Китайская стратегия в современном мире

Сегодня в мире необычайно обострился интерес к китайской стратегии вообще и трактату «Сунь-цзы» в частности. В чем причина этой довольно неожиданно обнаружившейся актуальности столь древней книги? Для специалистов в области военной стратегии «Сунь-цзы» привлекателен, прежде всего, целостным и в своем роде систематическим взглядом на природу войны, что роднит его с классической для Запада военной концепцией К. фон Клаузевица. Принадлежащее последнему определение войны как «продолжения политики» оказалось, в сущности, единственным прочным основанием военной стратегии. Напротив, утверждение первичности войны и превращение политики в ее придаток, что характерно отчасти для восточных деспотий и в большей степени тоталитарных государств новейшего времени, на практике лишает смысла военные кампании, не позволяет сформулировать стратегию и неудержимо толкает государство к быстрому краху.

Ни в «Сунь-цзы», ни во вновь найденных текстах трактата Сунь Биня не дается общего определения войны, что вообще характерно для китайской традиции, где мир есть множество единичностей, а вещи сводятся к их функциям, качествам существования, имеющим только исторические – следовательно, неповторимые – проявления. Китайский теоретик указывает лишь значимость войны – «великое дело государства», заслуживающее того, чтобы в него «тщательно вникать». Хотя мы не находим в китайской военной традиции сколько-нибудь близкой аналогии трактовки Клаузевицем войны как взаимодействия, говоря упрощенно, армии, правительства и народа, китайские стратеги выработали очень подробную классификацию факторов, определяющих ход и результат военной кампании, начиная с погодных условий и особенностей рельефа и кончая вопросами снабжения войска и морального состояния воинов, которым, заметим, придавалось первостепенное значение. Китайцы мыслят голографически, цельными кристаллами мирочувствия: война, как всякое явление, рассматривалась ими как совокупность отдельных ее качеств или форм, каждое из которых выступает образом ее целостности.

Интерес к именованию в суждениях и декоруму в жестах на самом деле свидетельствует о высшей цельности мышления, которую можно назвать метатеоретической. Мы ведь имеем дело не просто с военной доктриной, имеющей лишь прикладное значение, но с плодом длительного вызревания всеобъемлющего мировоззрения, укорененного в богатейшем опыте человеческого самопознания, в самом образе жизни древнейшего из народов. В отличие от европейской мысли, китайская традиция никогда не противопоставляла стратегию «честному общению» людей и тем более ценностям публичной политики. Стратегический элемент органически присущ жизненным принципам и практической мудрости китайцев. Это обстоятельство в былые времена нередко побуждало европейцев обвинять китайцев в неистребимых в них, чуть ли не с молоком матери впитанных коварстве и хитрости.
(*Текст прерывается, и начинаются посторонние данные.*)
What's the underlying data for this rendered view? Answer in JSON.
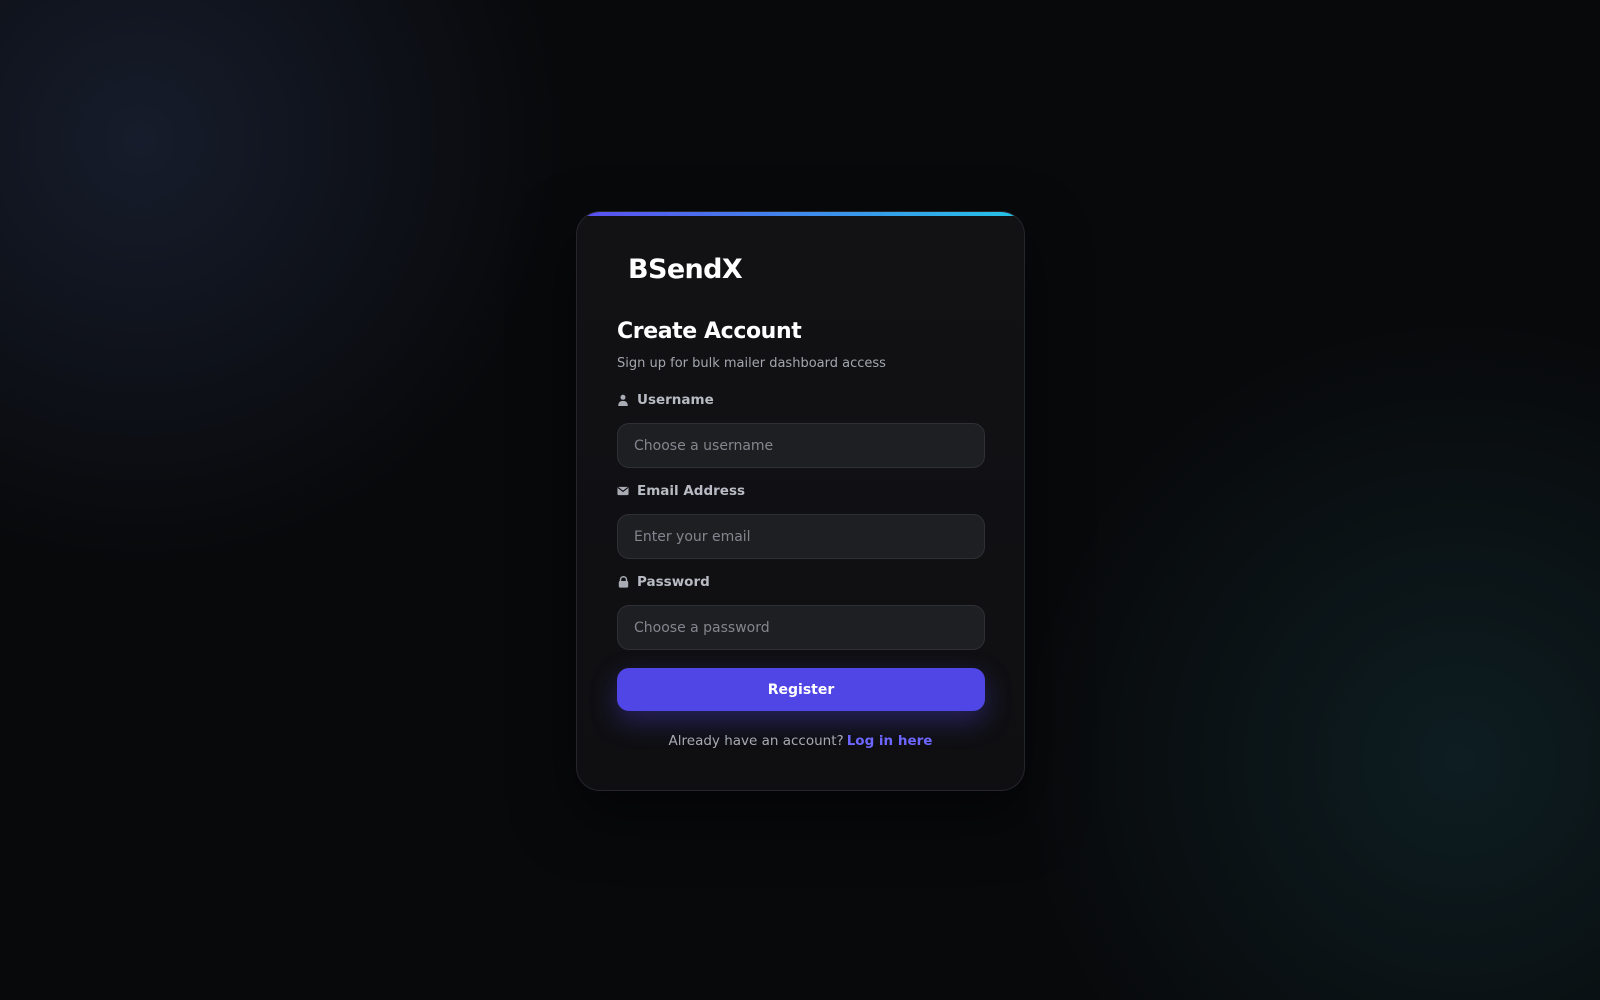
{
  "brand": {
    "name": "BSendX"
  },
  "form": {
    "title": "Create Account",
    "subtitle": "Sign up for bulk mailer dashboard access",
    "fields": {
      "username": {
        "label": "Username",
        "placeholder": "Choose a username",
        "icon": "user-icon"
      },
      "email": {
        "label": "Email Address",
        "placeholder": "Enter your email",
        "icon": "envelope-icon"
      },
      "password": {
        "label": "Password",
        "placeholder": "Choose a password",
        "icon": "lock-icon"
      }
    },
    "submit_label": "Register"
  },
  "footer": {
    "prompt": "Already have an account?",
    "link_label": "Log in here"
  },
  "colors": {
    "accent": "#4f46e5",
    "gradient_start": "#5b4ef0",
    "gradient_end": "#25c4e6",
    "link": "#6d66ff"
  }
}
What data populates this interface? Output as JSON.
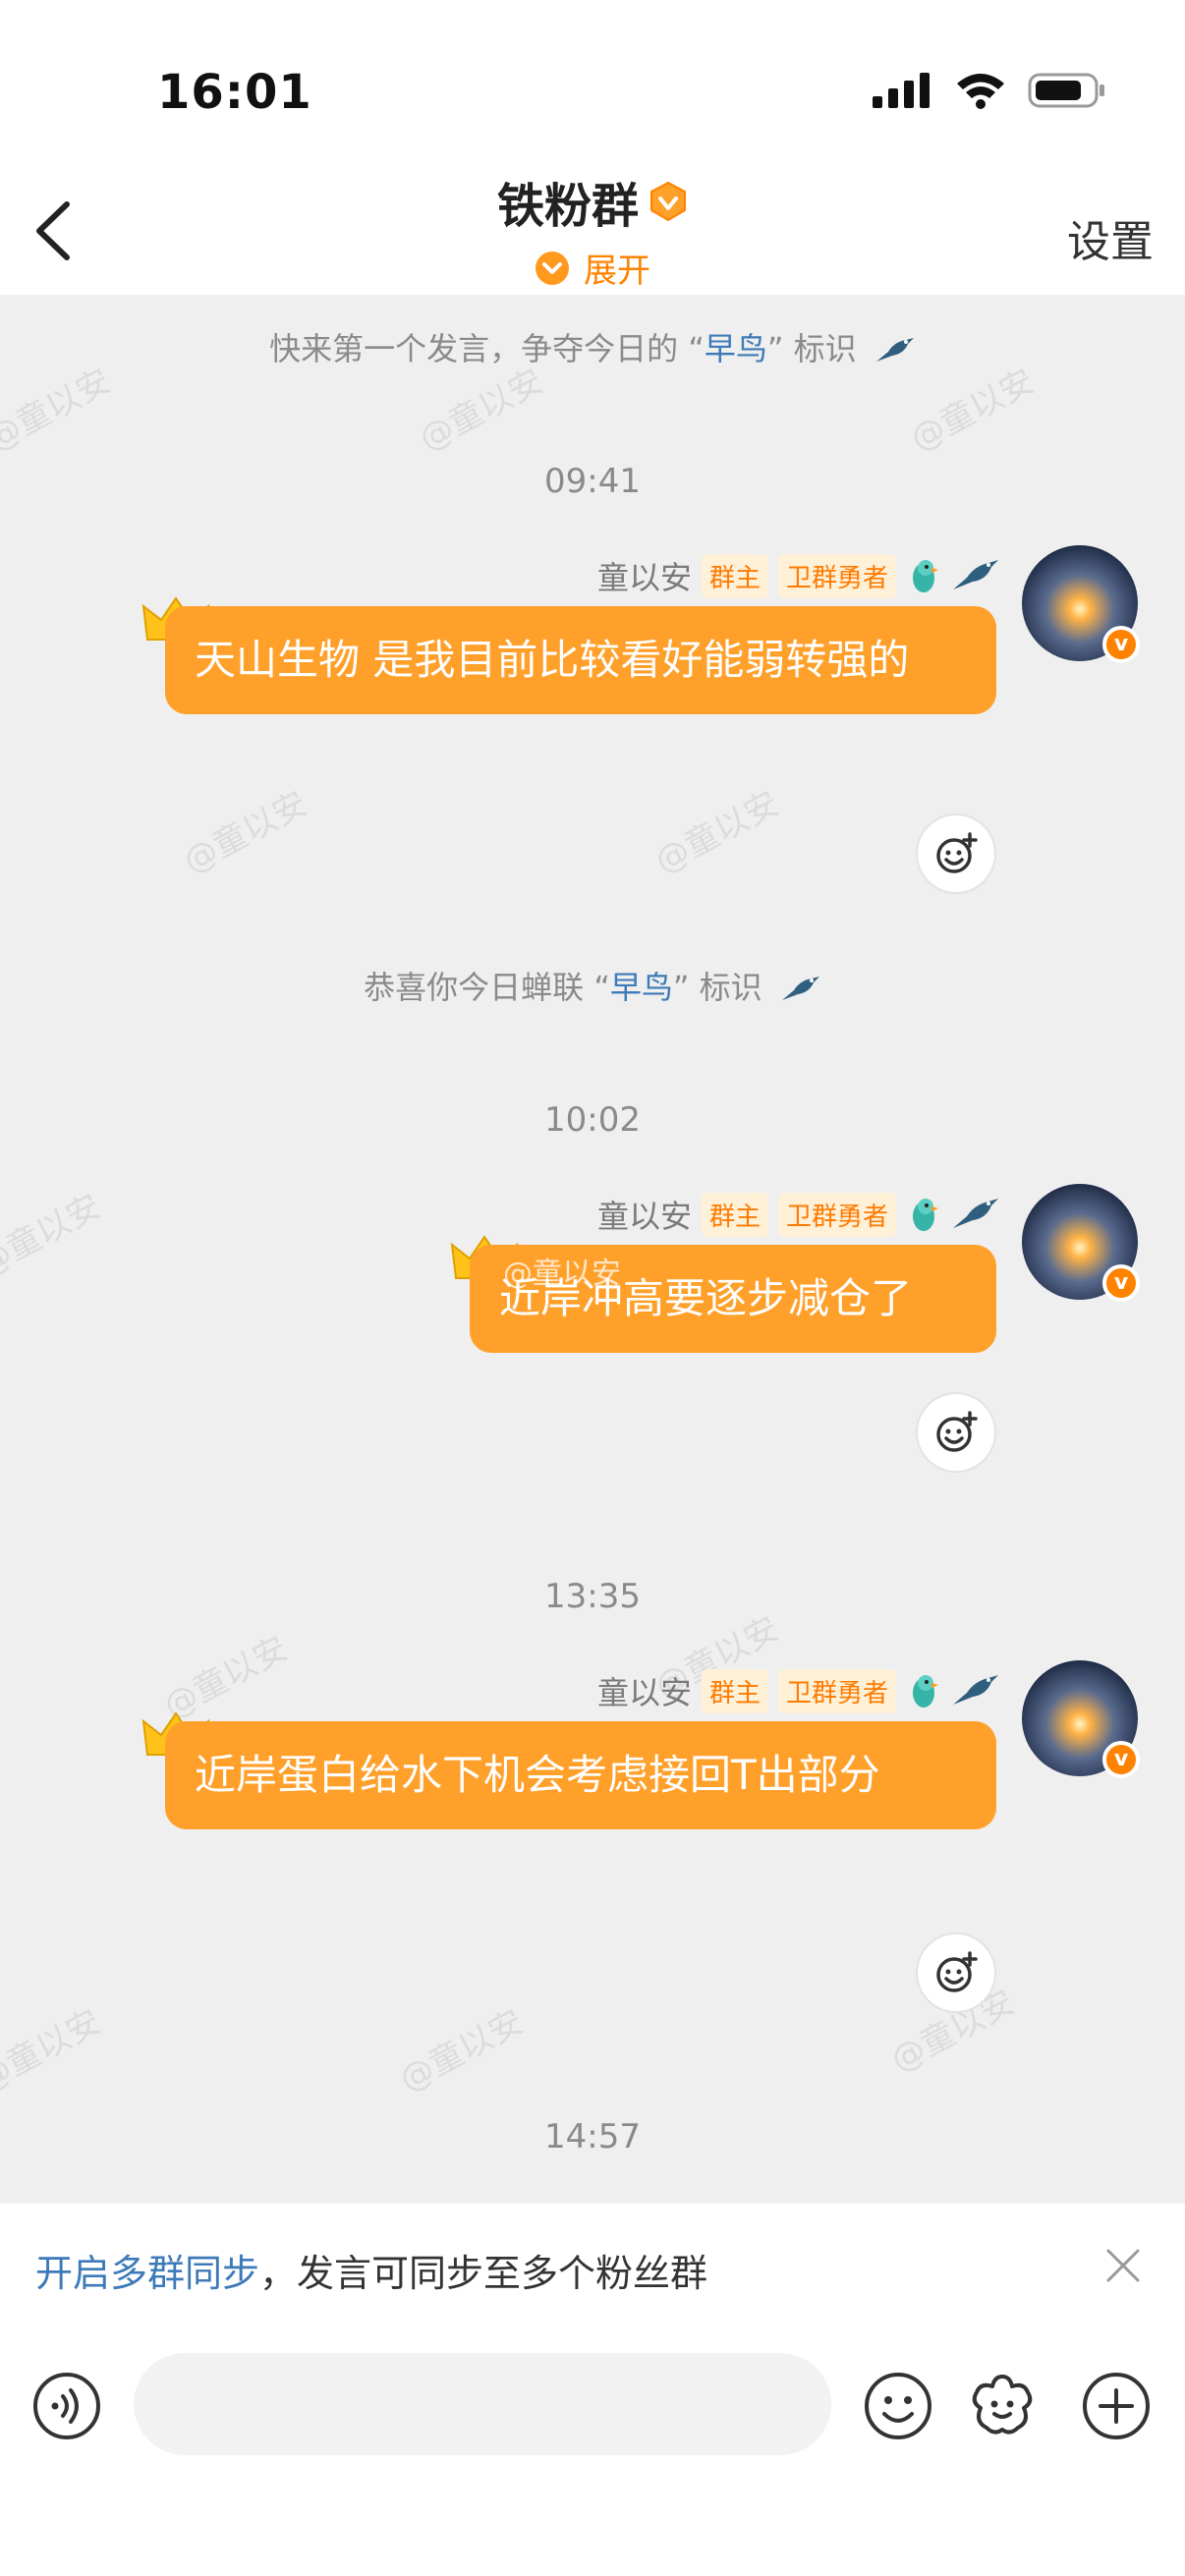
{
  "status_bar": {
    "time": "16:01"
  },
  "header": {
    "title": "铁粉群",
    "expand_label": "展开",
    "settings_label": "设置"
  },
  "watermark_text": "@童以安",
  "system_messages": [
    {
      "pre": "快来第一个发言，争夺今日的 “",
      "highlight": "早鸟",
      "post": "” 标识"
    },
    {
      "pre": "恭喜你今日蝉联 “",
      "highlight": "早鸟",
      "post": "” 标识"
    }
  ],
  "timestamps": [
    "09:41",
    "10:02",
    "13:35",
    "14:57"
  ],
  "sender": {
    "name": "童以安",
    "badge_owner": "群主",
    "badge_role": "卫群勇者"
  },
  "messages": [
    {
      "text": "天山生物 是我目前比较看好能弱转强的"
    },
    {
      "text": "近岸冲高要逐步减仓了",
      "overlay": "@童以安"
    },
    {
      "text": "近岸蛋白给水下机会考虑接回T出部分"
    }
  ],
  "notice": {
    "link": "开启多群同步",
    "text": "，发言可同步至多个粉丝群"
  },
  "input": {
    "placeholder": ""
  },
  "colors": {
    "accent": "#ff8200",
    "bubble": "#ffa02b",
    "link": "#3d7ab8"
  }
}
На подобные обвинения можно ответить, что и европейцам не чуждо лицемерие и что, к примеру, популярная китайская поговорка, гласящая: «Торговый зал – это поле боя», называет вещи своими именами с непривычной для европейцев (да и китайцев с их «китайскими церемониями») откровенностью.

Действительный вопрос состоит в том, чтобы понять, каким образом в китайской культуре стратегический аспект действия оказывается неотделимым от морали и человеческой социальности в целом. Ответ неочевиден и все же предельно прост: конфликт не разрушительный, а созидательный, подлинно творческий несет в себе некий непреложный закон, безусловную истину бытия, которые сами определяют правильный выбор действия, формируют качество человеческих отношений. Разумеется, открытие этой истины предполагает способность превзойти все частные точки зрения, все субъективно-ограниченное в человеческом сознании. Есть только один способ стать победителем – предельная концентрация физических и духовных сил. И доступен он только тому, кто умеет избегать насилия и конфронтации, кто не стремится навязать миру свою частную и пристрастную волю, кто превозмог себялюбие и разделенность внутреннего и внешнего в своей жизни, кто своим военным подвигом сделал подвиг внутренний – совершенно непроизвольное и со стороны незаметное усилие высвобождения сознания. Идея, прочно забытая в современной цивилизации, требующей как раз полного овеществления духа в технике и потому делающей согласие личности и мира невозможным, а духовное подвижничество – ненужным.

Возвращаясь к теме военной стратегии, подчеркнем, что сама идея целостности войны трактуется у Сунь-цзы и Клаузевица по-разному. Прусский теоретик признает переменчивый, непредсказуемый ход войны, сравнивает войну с хамелеоном, меняющим свою окраску в зависимости от среды, но в основе его подхода лежит все-таки традиционный для западной мысли субстантивизм с его логикой тождества. Ключевые понятия теории Клаузевица: «трение», «центр тяжести», сама идея войны как противостояния сил – заимствованы из ньютоновской физики твердых тел. Именно вследствие этого стихийного субстантивизма Клаузевиц чувствует себя обязанным дать определение войне и видит ее самое существенное проявление в кровопролитии. Он не мыслит войну без ожесточенных сражений и крайнего напряжения сил – или, как он выражается, «упорства» в ведении военных действий.

Сунь-цзы, как уже говорилось, не определяет, а классифицирует, дает имена вещам. Эти имена относятся не просто к вещам, а к качествам ситуаций, в которых сходятся субъективное и объективное измерения мира. Их литературный образ – парадоксальные максимы, этот фирменный знак стиля «Сунь-цзы», в которых понятия упраздняют сами себя и друг в друга перетекают, так что предметный мир как бы растворяется в самом проистечении мировых метаморфоз, всегда данных в реальном времени и так сказать, времен времени. Мудрость китайского стратега – это умение временить.

Мир как временность существования есть всевременность превращения: сущее, несущее в себе не-сущее. Для китайского стратега «пустое» и «наполненное», «регулярный» и «нерегулярный» маневры, «прямой» и «кружной» пути, нападение и отступление и т. д., в конце концов, становятся (символически) неразличимыми, сливаются в один бесконечный круговорот, кружащее марево жизни. Неудивительно, что и сама война в китайской стратегии как бы скрывает себя, победа одерживается как будто без боя. Искать ей определения столь же бессмысленно, как пытаться определить самое сознание, которое, как говорили в Китае, «никогда не есть то, чем оно является». Столь же неуловимым предметом оказывается война и в практическом отношении: насилие всегда молчит и не может быть вовлечено в обсуждения. Война просто случается.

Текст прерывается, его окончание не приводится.